The human touch

What a 17th-century alchemy text can teach us about good medicine

Alice LuThe essential role of the humanities in a science education is nothing new at MIT. Yet Alice Lu ’16 still surprises friends and family when she tells them about her recent independent study.

“When I tell people I’m working with a Newton manuscript, it’s not something they expect an MIT student to be doing” says Lu, a brain and cognitive sciences major who will attend medical school after MIT.

Lu first had the opportunity to work with the MIT Libraries’ special collections as a student in Assistant Professor Stephanie Frampton’s Media in Cultural Context class. Frampton has made “lab” sessions in the Institute Archives and Special Collections a critical part of her teaching.

Head of the Rare Books Program Stephen Skuce steered Lu toward one of the more distinctive items in the collections: a 61-page manuscript entitled The book of Nicholas Flamel conteining the explication of the hieroglyphical figures w[hi]ch he caused to be put on the Church of the SS. Innocents at Paris, translated from the French by Sir Isaac Newton.

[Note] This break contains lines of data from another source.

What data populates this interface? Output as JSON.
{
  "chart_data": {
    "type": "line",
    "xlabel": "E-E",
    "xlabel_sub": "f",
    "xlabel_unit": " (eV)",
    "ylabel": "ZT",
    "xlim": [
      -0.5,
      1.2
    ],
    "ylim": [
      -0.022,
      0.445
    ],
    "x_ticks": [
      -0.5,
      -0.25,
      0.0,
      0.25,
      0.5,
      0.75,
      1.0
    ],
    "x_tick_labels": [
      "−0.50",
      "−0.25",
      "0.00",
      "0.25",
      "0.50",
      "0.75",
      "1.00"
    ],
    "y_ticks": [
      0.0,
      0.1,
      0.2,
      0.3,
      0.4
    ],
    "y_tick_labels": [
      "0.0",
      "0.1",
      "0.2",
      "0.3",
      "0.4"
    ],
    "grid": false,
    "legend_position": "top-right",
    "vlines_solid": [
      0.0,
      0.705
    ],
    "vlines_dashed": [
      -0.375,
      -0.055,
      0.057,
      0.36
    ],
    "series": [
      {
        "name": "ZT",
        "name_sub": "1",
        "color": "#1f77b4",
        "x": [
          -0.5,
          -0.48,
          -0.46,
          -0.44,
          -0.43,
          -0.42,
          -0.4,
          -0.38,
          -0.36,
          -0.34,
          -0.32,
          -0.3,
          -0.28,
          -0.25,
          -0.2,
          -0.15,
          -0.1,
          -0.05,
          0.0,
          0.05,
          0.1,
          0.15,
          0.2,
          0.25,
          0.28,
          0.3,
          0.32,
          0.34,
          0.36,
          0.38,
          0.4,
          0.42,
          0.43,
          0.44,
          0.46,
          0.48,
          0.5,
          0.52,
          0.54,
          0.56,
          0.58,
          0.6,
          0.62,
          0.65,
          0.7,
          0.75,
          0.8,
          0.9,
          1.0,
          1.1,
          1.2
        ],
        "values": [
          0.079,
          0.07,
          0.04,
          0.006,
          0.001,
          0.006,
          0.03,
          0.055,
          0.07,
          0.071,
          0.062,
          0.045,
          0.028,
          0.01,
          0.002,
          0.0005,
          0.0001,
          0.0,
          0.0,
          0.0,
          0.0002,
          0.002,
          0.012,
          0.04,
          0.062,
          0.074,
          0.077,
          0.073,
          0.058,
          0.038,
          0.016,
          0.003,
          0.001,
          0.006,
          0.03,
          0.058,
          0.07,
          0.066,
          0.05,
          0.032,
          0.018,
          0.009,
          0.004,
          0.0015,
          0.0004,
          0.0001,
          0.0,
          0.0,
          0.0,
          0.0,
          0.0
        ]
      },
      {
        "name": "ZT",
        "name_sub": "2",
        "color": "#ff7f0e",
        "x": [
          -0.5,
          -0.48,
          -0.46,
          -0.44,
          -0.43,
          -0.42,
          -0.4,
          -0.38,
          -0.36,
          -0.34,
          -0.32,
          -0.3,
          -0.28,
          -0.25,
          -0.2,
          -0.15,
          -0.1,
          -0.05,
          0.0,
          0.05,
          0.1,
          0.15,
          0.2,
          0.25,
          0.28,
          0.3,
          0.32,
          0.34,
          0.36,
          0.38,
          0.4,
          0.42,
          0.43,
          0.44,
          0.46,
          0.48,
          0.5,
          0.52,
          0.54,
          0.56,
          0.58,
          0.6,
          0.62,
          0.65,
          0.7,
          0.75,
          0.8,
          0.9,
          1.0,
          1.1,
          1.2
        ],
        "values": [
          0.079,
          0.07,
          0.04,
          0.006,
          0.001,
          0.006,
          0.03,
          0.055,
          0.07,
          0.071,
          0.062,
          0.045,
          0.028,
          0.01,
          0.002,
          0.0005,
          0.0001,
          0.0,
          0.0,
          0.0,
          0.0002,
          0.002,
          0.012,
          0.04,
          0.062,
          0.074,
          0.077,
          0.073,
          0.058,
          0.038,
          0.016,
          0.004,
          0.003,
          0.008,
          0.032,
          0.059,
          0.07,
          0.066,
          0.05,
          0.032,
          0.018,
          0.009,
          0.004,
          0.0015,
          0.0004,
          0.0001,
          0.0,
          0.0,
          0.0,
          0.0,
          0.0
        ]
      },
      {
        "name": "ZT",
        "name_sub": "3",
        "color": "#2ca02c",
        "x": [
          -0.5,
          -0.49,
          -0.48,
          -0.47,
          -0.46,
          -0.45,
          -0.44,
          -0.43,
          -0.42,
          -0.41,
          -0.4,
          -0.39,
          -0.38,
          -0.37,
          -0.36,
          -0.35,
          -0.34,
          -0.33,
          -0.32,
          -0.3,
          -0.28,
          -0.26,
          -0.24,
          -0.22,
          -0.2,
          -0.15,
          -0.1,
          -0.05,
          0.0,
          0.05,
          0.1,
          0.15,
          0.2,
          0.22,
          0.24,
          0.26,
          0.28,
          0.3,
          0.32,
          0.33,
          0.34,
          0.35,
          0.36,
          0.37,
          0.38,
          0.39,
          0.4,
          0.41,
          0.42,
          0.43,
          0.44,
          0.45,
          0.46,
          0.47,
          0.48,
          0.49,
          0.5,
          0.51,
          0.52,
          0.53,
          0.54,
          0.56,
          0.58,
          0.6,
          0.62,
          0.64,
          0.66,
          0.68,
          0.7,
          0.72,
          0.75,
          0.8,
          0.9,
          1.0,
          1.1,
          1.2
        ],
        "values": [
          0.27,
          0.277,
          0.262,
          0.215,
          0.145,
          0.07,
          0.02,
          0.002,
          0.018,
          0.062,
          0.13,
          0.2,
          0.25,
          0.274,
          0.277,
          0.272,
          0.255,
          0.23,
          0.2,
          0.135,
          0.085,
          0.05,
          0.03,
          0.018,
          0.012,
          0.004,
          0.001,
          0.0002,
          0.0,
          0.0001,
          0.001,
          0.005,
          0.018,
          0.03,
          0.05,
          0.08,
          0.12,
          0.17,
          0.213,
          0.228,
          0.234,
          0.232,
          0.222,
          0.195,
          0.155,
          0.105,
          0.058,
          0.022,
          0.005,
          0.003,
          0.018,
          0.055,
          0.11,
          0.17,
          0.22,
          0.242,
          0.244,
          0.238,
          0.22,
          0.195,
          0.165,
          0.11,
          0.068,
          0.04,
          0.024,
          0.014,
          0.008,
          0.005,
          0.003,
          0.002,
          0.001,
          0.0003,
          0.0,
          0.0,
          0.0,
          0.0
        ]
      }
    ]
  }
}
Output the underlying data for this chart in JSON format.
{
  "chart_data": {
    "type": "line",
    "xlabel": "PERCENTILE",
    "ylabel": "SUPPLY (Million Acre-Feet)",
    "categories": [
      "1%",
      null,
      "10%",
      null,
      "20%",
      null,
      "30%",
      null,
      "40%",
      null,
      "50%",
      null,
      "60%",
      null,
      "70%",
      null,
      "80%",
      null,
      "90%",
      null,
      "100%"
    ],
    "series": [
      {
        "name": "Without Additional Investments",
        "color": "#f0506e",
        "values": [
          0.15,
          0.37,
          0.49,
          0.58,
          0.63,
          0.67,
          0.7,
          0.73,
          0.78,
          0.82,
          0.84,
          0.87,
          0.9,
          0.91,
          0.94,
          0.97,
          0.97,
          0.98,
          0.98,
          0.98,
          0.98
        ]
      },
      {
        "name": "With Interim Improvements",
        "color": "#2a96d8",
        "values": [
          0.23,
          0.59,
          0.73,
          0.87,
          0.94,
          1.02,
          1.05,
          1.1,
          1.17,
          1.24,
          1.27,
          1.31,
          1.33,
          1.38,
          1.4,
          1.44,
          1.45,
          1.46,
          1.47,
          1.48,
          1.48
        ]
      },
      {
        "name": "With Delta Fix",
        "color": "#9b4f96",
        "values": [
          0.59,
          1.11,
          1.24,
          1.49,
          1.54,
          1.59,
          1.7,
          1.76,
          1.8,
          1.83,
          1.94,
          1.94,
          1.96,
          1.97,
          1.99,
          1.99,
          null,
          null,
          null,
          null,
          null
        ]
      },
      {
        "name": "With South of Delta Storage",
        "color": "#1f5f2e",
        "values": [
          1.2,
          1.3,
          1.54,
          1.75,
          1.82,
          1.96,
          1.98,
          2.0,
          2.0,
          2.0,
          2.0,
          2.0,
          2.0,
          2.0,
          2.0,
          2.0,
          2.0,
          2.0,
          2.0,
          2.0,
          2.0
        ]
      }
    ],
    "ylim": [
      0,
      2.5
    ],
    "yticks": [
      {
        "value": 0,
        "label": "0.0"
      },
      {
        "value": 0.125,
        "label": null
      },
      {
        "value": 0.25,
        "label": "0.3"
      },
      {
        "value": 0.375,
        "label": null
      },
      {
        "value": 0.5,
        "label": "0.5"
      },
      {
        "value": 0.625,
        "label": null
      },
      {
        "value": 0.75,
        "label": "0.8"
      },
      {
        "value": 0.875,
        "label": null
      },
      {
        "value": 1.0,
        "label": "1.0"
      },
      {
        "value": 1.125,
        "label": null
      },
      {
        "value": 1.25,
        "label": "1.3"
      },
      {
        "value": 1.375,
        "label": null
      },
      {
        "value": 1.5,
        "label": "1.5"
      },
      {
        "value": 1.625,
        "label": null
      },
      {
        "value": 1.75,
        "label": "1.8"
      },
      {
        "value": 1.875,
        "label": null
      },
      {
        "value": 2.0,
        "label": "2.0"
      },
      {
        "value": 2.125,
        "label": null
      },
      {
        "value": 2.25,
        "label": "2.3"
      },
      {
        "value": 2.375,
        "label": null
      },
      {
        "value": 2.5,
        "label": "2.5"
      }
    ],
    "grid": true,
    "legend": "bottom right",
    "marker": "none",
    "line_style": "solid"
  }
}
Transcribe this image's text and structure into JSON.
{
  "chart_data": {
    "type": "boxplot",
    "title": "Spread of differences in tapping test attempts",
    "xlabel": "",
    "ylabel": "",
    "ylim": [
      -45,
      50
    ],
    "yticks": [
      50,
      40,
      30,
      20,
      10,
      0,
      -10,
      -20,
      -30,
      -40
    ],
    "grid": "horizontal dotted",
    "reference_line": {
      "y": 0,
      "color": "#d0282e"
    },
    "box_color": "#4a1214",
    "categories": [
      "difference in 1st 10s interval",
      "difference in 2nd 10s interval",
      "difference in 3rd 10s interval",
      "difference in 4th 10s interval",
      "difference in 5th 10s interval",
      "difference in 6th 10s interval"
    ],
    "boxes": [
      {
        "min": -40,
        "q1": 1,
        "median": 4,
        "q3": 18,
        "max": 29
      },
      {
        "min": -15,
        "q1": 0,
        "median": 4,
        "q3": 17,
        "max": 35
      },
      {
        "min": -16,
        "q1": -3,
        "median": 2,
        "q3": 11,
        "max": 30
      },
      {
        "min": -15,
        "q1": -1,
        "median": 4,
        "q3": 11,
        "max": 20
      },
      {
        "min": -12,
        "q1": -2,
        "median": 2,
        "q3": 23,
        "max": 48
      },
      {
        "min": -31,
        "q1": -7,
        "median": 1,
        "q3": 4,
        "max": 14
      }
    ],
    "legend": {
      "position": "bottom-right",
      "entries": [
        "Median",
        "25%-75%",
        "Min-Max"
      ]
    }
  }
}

Flamel, a 14th-century scribe and manuscript seller, was also an alchemist according to legend; his book describes figures from an ancient text, said to be alchemical symbols, that he commissioned for an arch in a Paris churchyard. Newton, considered the father of modern science, was fascinated by alchemy.Newton manuscript

“It’s an astonishing document and a centerpiece of our special collections,” says Skuce of the manuscript, given to the MIT Libraries by Sidney M. Edelstein ’32 in 1958.

After working with the manuscript for Frampton’s class, Lu began transcribing it, with her own annotations, as an independent study project. She hopes her searchable document can be an important resource for other students or scholars.

“It was surprisingly easy to read,” she says. “The preface is like a story: how [Flamel] came upon this book, his life, and the adventures he had.”

Lu knows well the value storytelling can bring to science: “Being a physician, you need to understand people’s stories; you have to know how to explain things and how to connect with people. When you’re studying just science, you don’t have that human aspect. Physicians have to balance the two.”

And, as Lu discovered working with the text, towering figures in science history can be relatable, too. “When Newton crosses things out, I feel like I can figure out his train of thought,” she says. “He made a lot of mistakes.”